For most people this criticism doesn’t matter at all. The stories are fresh, the jokes are funny, the cast is excellent – who the hell cares about the structure? Well, this is symptomatic of creators not knowing how to make things for these new media. Is this thing meant to be watched episode by episode or all at once? Since it’s technically television, is it eligible for the Emmys? Will it compete in the comedy categories or the limited series categories? Should it compete at the Oscars instead if it seems like a movie?

What would have been really spectacular would have been finding a way to use the way Netflix creates and distributes shows and letting the format play into the function of the show. Arrested Development, when it returned to Netflix, tried this a little bit when it featured a different character each episode.

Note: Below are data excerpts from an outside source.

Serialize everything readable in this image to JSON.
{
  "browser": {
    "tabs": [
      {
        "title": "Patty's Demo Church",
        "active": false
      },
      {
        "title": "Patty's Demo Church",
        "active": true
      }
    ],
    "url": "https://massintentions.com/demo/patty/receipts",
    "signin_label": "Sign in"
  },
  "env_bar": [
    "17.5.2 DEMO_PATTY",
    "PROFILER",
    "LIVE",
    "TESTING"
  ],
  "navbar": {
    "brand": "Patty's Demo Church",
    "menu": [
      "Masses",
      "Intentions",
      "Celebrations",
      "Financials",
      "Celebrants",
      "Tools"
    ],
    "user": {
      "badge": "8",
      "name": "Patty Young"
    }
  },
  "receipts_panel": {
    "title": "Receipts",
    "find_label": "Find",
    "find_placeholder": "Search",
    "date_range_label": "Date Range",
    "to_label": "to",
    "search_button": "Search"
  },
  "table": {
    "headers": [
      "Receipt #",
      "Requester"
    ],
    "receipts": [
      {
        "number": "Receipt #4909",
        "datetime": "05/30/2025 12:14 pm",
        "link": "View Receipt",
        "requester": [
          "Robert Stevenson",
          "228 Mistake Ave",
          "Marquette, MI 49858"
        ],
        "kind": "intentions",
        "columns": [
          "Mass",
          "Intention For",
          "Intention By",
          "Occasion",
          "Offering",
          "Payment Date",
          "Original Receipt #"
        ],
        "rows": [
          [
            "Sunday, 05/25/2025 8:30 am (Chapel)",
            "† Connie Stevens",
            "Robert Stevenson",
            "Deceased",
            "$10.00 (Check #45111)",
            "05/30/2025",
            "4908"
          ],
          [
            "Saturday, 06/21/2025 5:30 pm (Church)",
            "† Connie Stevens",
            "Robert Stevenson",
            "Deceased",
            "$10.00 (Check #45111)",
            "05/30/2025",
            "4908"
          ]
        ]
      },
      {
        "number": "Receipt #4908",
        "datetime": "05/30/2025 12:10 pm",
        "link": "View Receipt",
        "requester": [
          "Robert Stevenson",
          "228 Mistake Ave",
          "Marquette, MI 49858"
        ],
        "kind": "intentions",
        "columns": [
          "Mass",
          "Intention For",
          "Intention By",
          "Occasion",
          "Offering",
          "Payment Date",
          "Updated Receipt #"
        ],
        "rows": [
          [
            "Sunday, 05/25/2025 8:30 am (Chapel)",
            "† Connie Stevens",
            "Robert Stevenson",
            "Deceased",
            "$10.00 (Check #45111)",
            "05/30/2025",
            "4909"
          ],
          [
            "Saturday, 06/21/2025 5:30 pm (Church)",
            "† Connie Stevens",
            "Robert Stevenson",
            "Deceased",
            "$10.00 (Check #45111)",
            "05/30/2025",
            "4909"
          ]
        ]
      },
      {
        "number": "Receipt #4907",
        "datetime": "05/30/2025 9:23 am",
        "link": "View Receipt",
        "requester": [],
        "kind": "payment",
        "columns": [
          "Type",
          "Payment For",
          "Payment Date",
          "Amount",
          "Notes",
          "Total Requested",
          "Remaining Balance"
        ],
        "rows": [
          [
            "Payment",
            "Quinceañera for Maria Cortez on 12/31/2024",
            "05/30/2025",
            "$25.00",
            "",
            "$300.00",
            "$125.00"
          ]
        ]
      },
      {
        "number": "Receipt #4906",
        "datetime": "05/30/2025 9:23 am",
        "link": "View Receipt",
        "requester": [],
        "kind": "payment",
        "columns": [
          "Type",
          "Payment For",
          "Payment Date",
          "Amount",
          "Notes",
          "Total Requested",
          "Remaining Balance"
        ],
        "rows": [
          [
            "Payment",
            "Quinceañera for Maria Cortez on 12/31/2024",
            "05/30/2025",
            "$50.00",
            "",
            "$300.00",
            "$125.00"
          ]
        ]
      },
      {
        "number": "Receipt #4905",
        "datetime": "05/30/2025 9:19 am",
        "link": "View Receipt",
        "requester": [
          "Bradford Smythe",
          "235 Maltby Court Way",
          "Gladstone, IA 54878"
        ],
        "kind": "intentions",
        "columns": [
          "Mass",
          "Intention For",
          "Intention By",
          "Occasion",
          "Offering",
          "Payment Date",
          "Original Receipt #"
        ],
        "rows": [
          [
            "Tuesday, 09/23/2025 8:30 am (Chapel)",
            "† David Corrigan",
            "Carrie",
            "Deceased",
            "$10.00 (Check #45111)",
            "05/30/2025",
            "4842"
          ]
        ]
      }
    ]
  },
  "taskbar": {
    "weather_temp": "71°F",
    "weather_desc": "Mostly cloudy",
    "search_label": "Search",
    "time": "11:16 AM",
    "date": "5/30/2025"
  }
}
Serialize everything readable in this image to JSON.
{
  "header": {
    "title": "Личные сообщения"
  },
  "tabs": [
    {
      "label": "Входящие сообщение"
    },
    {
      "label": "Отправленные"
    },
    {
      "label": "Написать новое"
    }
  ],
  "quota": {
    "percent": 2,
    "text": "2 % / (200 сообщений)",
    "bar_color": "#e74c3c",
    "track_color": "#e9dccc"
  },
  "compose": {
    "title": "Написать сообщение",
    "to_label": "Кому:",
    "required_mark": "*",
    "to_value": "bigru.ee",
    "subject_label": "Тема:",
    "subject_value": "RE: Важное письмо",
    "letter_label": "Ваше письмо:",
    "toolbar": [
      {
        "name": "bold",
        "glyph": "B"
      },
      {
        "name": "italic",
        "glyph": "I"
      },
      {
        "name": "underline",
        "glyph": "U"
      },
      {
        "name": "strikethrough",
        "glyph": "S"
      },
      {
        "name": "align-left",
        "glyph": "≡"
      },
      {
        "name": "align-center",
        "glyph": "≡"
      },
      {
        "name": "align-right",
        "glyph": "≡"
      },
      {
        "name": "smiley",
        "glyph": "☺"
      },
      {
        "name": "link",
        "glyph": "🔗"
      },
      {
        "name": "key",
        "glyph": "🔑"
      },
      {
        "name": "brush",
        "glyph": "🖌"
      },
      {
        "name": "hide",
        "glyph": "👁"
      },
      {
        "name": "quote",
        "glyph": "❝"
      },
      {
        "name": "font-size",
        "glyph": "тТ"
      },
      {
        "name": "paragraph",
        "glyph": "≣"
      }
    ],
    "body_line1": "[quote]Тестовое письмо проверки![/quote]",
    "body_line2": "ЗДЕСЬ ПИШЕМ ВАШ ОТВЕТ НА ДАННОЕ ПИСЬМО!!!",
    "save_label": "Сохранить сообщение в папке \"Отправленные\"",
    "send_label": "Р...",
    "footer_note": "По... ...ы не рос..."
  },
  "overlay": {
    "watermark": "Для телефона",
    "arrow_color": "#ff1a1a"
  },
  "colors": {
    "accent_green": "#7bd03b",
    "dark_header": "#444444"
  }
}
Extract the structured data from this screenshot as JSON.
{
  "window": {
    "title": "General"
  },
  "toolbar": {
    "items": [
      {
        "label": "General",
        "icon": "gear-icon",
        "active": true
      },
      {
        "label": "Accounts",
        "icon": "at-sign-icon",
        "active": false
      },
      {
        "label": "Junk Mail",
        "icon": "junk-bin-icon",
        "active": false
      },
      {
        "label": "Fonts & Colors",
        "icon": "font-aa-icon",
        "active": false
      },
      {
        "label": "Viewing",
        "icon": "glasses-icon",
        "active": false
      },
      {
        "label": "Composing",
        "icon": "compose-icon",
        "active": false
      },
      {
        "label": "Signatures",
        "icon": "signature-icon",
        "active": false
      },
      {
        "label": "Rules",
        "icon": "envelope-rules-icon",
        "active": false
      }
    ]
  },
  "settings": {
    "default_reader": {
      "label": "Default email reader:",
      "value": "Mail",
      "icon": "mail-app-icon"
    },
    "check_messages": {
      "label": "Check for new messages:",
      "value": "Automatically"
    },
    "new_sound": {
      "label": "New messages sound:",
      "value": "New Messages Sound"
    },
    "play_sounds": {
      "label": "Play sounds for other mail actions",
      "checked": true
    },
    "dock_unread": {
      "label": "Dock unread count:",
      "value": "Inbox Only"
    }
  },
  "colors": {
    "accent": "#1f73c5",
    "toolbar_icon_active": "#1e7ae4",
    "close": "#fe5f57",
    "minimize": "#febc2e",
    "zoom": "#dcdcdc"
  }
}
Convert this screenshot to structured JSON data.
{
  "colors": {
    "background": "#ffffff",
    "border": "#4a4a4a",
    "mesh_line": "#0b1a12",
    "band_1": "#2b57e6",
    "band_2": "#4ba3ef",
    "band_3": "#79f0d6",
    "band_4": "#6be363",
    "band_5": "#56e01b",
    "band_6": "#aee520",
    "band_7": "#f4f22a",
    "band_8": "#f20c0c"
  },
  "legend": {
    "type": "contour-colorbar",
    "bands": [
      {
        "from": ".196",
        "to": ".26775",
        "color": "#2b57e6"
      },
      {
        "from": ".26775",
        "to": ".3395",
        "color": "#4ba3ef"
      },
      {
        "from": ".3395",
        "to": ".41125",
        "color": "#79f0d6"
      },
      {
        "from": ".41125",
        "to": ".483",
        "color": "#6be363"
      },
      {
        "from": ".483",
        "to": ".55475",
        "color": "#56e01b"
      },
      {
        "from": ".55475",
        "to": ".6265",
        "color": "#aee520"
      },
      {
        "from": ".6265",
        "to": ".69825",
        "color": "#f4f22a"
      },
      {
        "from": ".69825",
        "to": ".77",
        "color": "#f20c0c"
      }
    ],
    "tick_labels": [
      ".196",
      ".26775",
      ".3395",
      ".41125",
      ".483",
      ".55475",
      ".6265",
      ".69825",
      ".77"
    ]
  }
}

Maybe that would have worked here, giving each character his or her own mini-movie and have them intersecting in crazy ways that would only make sense once viewers had watched the whole series. It would have been even more genius if the episodes were completely interchangeable and could be watched out of order.

But that is next-level thinking. All First Day of Camp had to do was figure out how to transition itself from being a movie into being a television show, and it doesn’t manage to do quite that. But it’s no big deal because the movie it was (and is) is quite a good one. But if Netflix is going to start doing this kind of programming all the time, it is going to have to learn the lessons from the first day of camp for its new dawn.